This notebook explores the task of classifying brain tumors from MRI images. It utilizes a Convolutional Neural Network (CNN) as the primary model, employing data augmentation techniques to improve robustness and address potential data limitations. Furthermore, the performance of the CNN is compared against several traditional machine learning models (SVM, Random Forest, and XGBoost) trained on features extracted from the CNN, providing insights into the effectiveness of different approaches for this image classification problem. The following steps were taken:
Downloads a brain tumor MRI dataset from Kaggle using kagglehub, explores the class distribution, and visualizes sample images.
Uses ImageDataGenerator for normalizing and augmenting the training images. It also calculates class weights to handle potential class imbalance.

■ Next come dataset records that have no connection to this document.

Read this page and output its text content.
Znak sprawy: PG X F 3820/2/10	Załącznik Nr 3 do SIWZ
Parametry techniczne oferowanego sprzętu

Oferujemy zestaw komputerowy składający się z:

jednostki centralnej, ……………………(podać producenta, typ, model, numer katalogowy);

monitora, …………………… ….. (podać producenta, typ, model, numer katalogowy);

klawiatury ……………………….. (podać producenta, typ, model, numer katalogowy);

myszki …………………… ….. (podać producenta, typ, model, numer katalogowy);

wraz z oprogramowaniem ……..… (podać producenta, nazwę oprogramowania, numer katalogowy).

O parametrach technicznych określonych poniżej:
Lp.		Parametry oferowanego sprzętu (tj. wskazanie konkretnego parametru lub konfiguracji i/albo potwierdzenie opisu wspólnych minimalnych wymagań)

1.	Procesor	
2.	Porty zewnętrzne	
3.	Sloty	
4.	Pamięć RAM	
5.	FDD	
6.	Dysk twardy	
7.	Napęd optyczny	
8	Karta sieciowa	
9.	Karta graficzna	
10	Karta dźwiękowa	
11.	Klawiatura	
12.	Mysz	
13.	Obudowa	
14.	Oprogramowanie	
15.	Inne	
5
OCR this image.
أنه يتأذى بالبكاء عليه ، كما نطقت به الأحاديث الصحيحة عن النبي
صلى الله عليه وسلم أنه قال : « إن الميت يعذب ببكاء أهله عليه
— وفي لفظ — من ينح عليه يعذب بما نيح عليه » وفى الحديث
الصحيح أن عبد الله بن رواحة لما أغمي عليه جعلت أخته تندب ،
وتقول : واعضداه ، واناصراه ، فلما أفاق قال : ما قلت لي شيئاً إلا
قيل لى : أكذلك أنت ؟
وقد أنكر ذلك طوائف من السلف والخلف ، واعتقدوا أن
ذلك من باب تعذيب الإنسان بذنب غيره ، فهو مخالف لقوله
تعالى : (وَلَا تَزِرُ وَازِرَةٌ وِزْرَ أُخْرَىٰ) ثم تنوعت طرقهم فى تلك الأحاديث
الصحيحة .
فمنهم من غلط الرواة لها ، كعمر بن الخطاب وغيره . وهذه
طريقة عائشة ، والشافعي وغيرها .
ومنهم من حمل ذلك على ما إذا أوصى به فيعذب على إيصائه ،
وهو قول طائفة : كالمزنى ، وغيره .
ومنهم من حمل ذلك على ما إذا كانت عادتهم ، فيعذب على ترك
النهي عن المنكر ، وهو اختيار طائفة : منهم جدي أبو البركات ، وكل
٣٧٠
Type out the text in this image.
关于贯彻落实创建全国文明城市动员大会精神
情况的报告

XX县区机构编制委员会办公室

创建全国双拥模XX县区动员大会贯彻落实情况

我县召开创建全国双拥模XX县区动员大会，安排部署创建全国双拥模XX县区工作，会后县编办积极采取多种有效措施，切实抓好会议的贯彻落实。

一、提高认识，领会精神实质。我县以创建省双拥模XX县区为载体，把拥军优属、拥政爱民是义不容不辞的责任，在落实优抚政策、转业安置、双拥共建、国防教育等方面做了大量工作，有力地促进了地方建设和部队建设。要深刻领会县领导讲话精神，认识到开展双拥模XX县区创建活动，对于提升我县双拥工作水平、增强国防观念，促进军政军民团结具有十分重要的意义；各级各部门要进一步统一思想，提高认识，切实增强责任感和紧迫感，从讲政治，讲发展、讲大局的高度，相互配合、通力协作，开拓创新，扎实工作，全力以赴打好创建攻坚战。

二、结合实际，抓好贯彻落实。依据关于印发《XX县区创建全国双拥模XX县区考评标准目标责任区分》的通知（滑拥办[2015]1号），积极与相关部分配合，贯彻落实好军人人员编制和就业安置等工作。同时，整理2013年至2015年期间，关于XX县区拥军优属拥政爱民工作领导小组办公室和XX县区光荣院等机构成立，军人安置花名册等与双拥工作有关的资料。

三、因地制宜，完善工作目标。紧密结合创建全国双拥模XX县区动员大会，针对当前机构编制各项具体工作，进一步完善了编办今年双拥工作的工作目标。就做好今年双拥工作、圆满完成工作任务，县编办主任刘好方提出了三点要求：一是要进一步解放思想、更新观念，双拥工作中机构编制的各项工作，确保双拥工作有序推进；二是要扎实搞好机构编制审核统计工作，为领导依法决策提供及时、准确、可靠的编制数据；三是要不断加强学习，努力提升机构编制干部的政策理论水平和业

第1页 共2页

Constructs a Convolutional Neural Network (CNN) model using Keras, compiles it, and trains it on the augmented data with callbacks for early stopping and learning rate reduction.
Evaluates the trained CNN model using a confusion matrix, classification report, and AUC-ROC score. It also visualizes the model architecture.
Extracts features from the trained CNN and uses them to train and evaluate Support Vector Machine (SVM), Random Forest, and XGBoost classifiers. The performance of these models is compared to the CNN.
The evaluation metrics for each model, including accuracy, precision, recall, F1-score, confusion matrix, and AUC-ROC, were computed and displayed. By analyzing these results, the performance of the CNN could be assessed with other traditional models (SVM, Random Forest, or XGBoost) to determine which yields the most promising results for this specific dataset and task. This presented the CNN model to have achieved a higher ability to classify brain tumor into {'glioma': 0, 'meningioma': 1, 'notumor': 2, 'pituitary': 3} with a 98% accuracy.